DEVELOPMENT AND TESTING OF THE MODIFIED SIMPSON’S RULE FOR DISCRETE ORDINATES TRANSPORT APPLICATIONS

Department of Nuclear Engineering, North Carolina State University 2500 Stinson Drive, Campus Box 7909, Raleigh, NC 27695-7909, USA

xhu10@ncsu.edu
yyazmy@ncsu.edu

Published online: 22 February 2021

Abstract

A new angular quadrature type termed Modified Simpson Trapezoidal (MST) is developed based on the conventional Simpson’s 1/3 rule where the angular pattern over polar levels has a trapezoid shape. An adaptive coefficient correction scheme is developed to enable our new quadrature to integrate the angular flux over subintervals separated by the interior jump irregularities.
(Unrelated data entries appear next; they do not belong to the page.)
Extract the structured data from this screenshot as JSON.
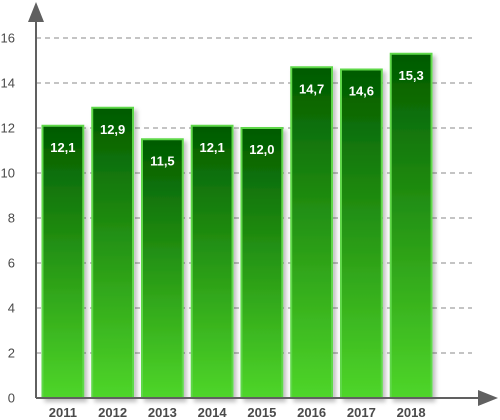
{
  "chart_data": {
    "type": "bar",
    "categories": [
      "2011",
      "2012",
      "2013",
      "2014",
      "2015",
      "2016",
      "2017",
      "2018"
    ],
    "values": [
      12.1,
      12.9,
      11.5,
      12.1,
      12.0,
      14.7,
      14.6,
      15.3
    ],
    "value_labels": [
      "12,1",
      "12,9",
      "11,5",
      "12,1",
      "12,0",
      "14,7",
      "14,6",
      "15,3"
    ],
    "yticks": [
      0,
      2,
      4,
      6,
      8,
      10,
      12,
      14,
      16
    ],
    "ylim": [
      0,
      16
    ],
    "grid": true,
    "colors": {
      "bar_top": "#005a00",
      "bar_bottom": "#4fd62a",
      "bar_border": "#5fd84a",
      "axis": "#606060",
      "grid": "#8a8a8a"
    }
  }
}
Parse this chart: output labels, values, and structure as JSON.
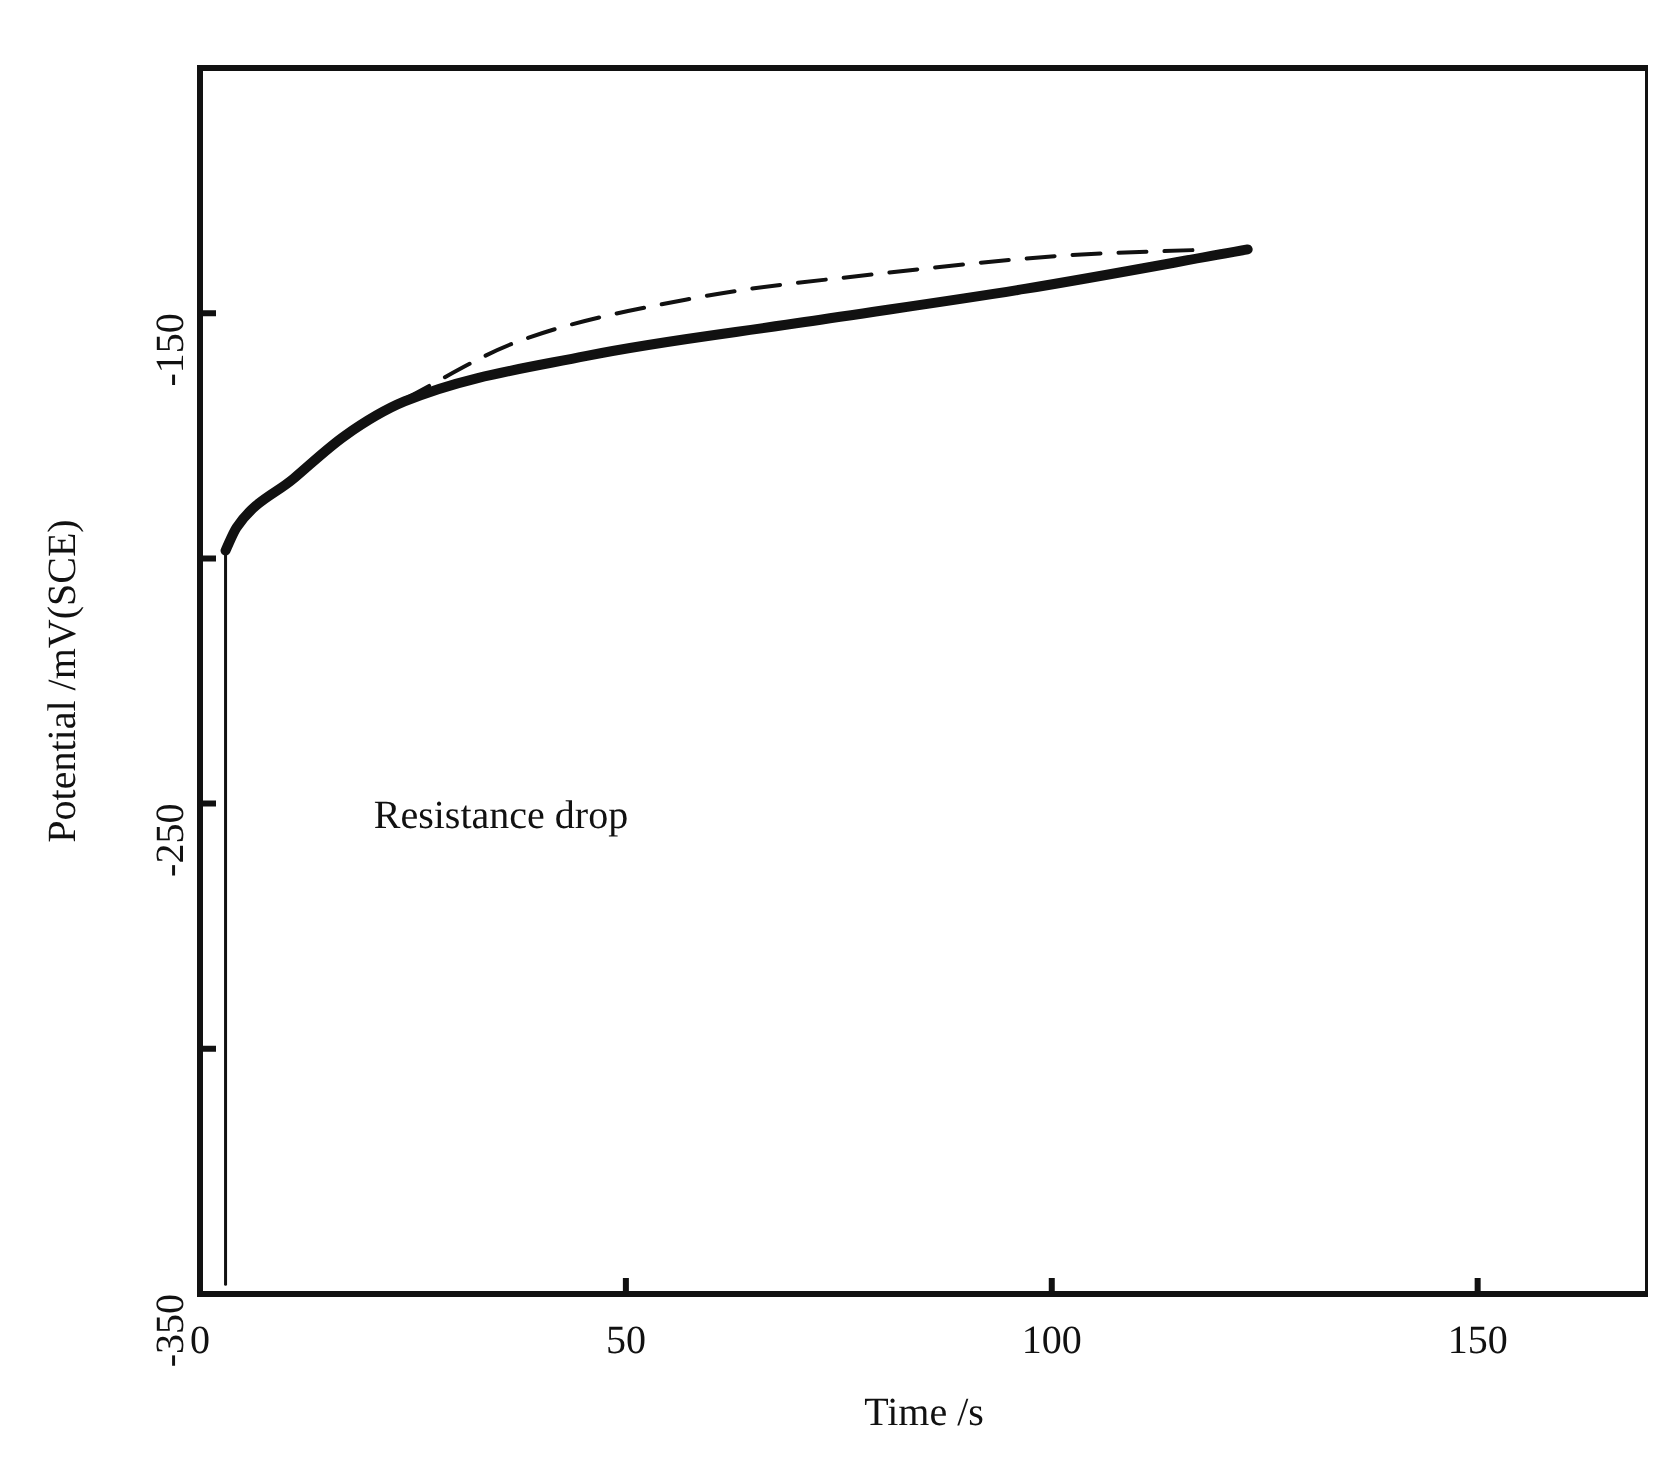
{
  "chart_data": {
    "type": "line",
    "xlabel": "Time /s",
    "ylabel": "Potential /mV(SCE)",
    "xlim": [
      0,
      170
    ],
    "ylim": [
      -350,
      -100
    ],
    "xticks": [
      0,
      50,
      100,
      150
    ],
    "yticks": [
      -350,
      {
        "value": -300,
        "label": null
      },
      -250,
      {
        "value": -200,
        "label": null
      },
      -150
    ],
    "grid": false,
    "legend": false,
    "marker": "none",
    "annotations": [
      "Resistance drop"
    ],
    "series": [
      {
        "color": "#111111",
        "line_style": "solid",
        "x": [
          3,
          3
        ],
        "values": [
          -348,
          -198.4
        ]
      },
      {
        "color": "#111111",
        "line_style": "solid",
        "x": [
          3,
          4.3,
          11,
          17,
          24,
          45.4,
          71,
          97,
          123
        ],
        "values": [
          -198.4,
          -193.7,
          -183.7,
          -175,
          -168,
          -158.7,
          -151.8,
          -145,
          -137
        ]
      },
      {
        "color": "#111111",
        "line_style": "dashed",
        "x": [
          24,
          37,
          58.4,
          80,
          101,
          118.5
        ],
        "values": [
          -167.5,
          -156,
          -146.8,
          -141.9,
          -138.3,
          -137
        ]
      }
    ]
  }
}
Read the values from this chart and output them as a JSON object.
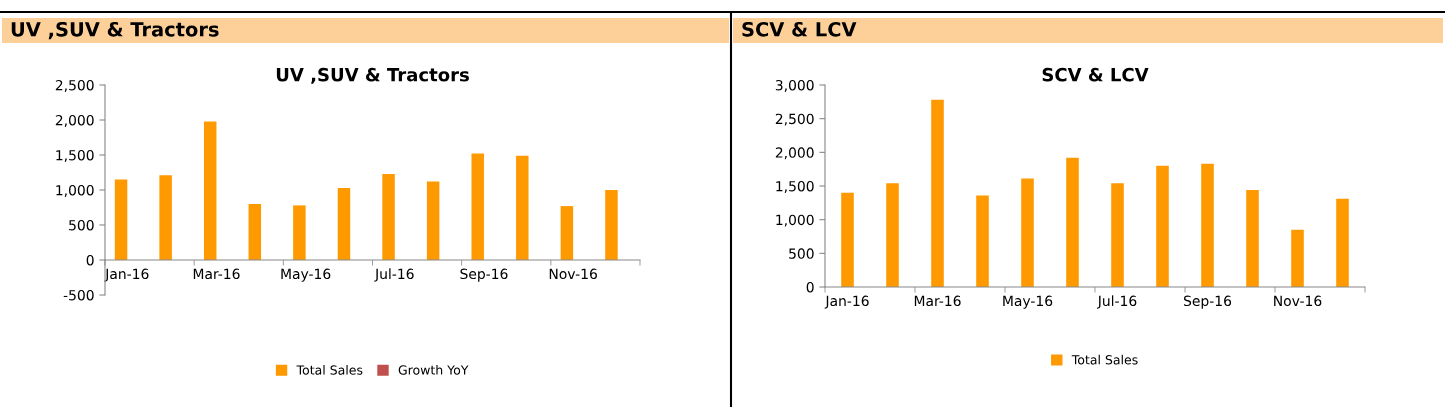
{
  "chart_data": [
    {
      "type": "bar",
      "title": "UV ,SUV & Tractors",
      "annotations": [
        "UV ,SUV & Tractors"
      ],
      "categories": [
        "Jan-16",
        null,
        "Mar-16",
        null,
        "May-16",
        null,
        "Jul-16",
        null,
        "Sep-16",
        null,
        "Nov-16",
        null
      ],
      "series": [
        {
          "name": "Total Sales",
          "color": "#ff9900",
          "values": [
            1150,
            1210,
            1980,
            800,
            780,
            1030,
            1230,
            1120,
            1520,
            1490,
            770,
            1000
          ]
        },
        {
          "name": "Growth YoY",
          "color": "#c0504d",
          "values": [
            null,
            null,
            null,
            null,
            null,
            null,
            null,
            null,
            null,
            null,
            null,
            null
          ]
        }
      ],
      "ylim": [
        -500,
        2500
      ],
      "yticks": [
        {
          "value": -500,
          "label": "-500"
        },
        0,
        500,
        {
          "value": 1000,
          "label": "1,000"
        },
        {
          "value": 1500,
          "label": "1,500"
        },
        {
          "value": 2000,
          "label": "2,000"
        },
        {
          "value": 2500,
          "label": "2,500"
        }
      ],
      "grid": false,
      "legend": "bottom"
    },
    {
      "type": "bar",
      "title": "SCV & LCV",
      "annotations": [
        "SCV & LCV"
      ],
      "categories": [
        "Jan-16",
        null,
        "Mar-16",
        null,
        "May-16",
        null,
        "Jul-16",
        null,
        "Sep-16",
        null,
        "Nov-16",
        null
      ],
      "series": [
        {
          "name": "Total Sales",
          "color": "#ff9900",
          "values": [
            1400,
            1540,
            2780,
            1360,
            1610,
            1920,
            1540,
            1800,
            1830,
            1440,
            850,
            1310
          ]
        }
      ],
      "ylim": [
        0,
        3000
      ],
      "yticks": [
        0,
        500,
        {
          "value": 1000,
          "label": "1,000"
        },
        {
          "value": 1500,
          "label": "1,500"
        },
        {
          "value": 2000,
          "label": "2,000"
        },
        {
          "value": 2500,
          "label": "2,500"
        },
        {
          "value": 3000,
          "label": "3,000"
        }
      ],
      "grid": false,
      "legend": "bottom"
    }
  ]
}
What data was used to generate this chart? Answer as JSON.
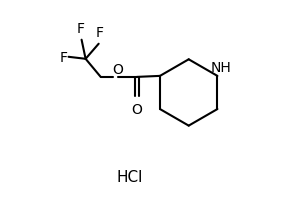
{
  "bg_color": "#ffffff",
  "line_color": "#000000",
  "line_width": 1.5,
  "fig_width": 2.99,
  "fig_height": 2.01,
  "dpi": 100,
  "hcl_text": "HCl",
  "nh_text": "NH",
  "o_ester_text": "O",
  "o_carbonyl_text": "O",
  "f1_text": "F",
  "f2_text": "F",
  "f3_text": "F",
  "label_fontsize": 10,
  "hcl_fontsize": 11
}
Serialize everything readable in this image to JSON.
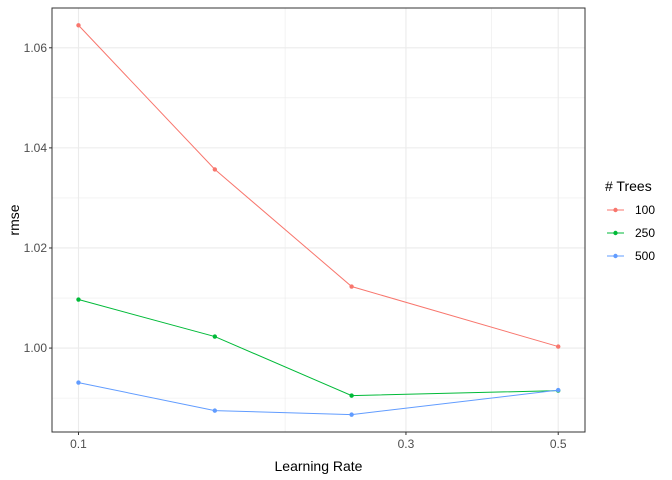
{
  "chart_data": {
    "type": "line",
    "title": "",
    "xlabel": "Learning Rate",
    "ylabel": "rmse",
    "x_scale": "log10",
    "xlim": [
      0.0915,
      0.547
    ],
    "ylim": [
      0.98323,
      1.06795
    ],
    "x_ticks": [
      0.1,
      0.3,
      0.5
    ],
    "x_tick_labels": [
      "0.1",
      "0.3",
      "0.5"
    ],
    "x_minor_ticks": [
      0.2,
      0.4
    ],
    "y_ticks": [
      1.0,
      1.02,
      1.04,
      1.06
    ],
    "y_tick_labels": [
      "1.00",
      "1.02",
      "1.04",
      "1.06"
    ],
    "grid": true,
    "legend": {
      "title": "# Trees",
      "placement": "right"
    },
    "x": [
      0.1,
      0.158,
      0.25,
      0.5
    ],
    "series": [
      {
        "name": "100",
        "color": "#F8766D",
        "values": [
          1.0645,
          1.0357,
          1.0123,
          1.0003
        ]
      },
      {
        "name": "250",
        "color": "#00BA38",
        "values": [
          1.0097,
          1.0023,
          0.9905,
          0.9915
        ]
      },
      {
        "name": "500",
        "color": "#619CFF",
        "values": [
          0.9931,
          0.9875,
          0.9867,
          0.9916
        ]
      }
    ]
  }
}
A two-dimensional test problem is employed to verify the angular discretization error in the uncollided S_N scalar flux computed with our new quadrature sets, as well as conventional angular quadrature types. Numerical results show that the MST quadrature error in the point-wise scalar flux converges with second order against increasing number of discrete angles, while the error obtained with other conventional quadrature types converges slower than first order depending on the regularity of the exact point-wise uncollided angular flux. In order to reduce the number of discrete points needed, a variant of the MST quadrature, namely MSTP30, is developed by using the Quadruple Range [1] polar quadrature with fixed 30 polar angles and applying the MST quadrature to the azimuthal dependence in each polar level. The angular discretization error in the point-wise S_N scalar flux obtained with MSTP30 sets converges with fourth order because the polar discretization error is sufficiently reduced that MSTP30 behaves like a one-dimensional quadrature. Furthermore, because MSTP30 computes the integral over subintervals that keep the true solution’s irregularity at the boundaries, this fourth order convergence rate is unaffected by such inevitable irregularities.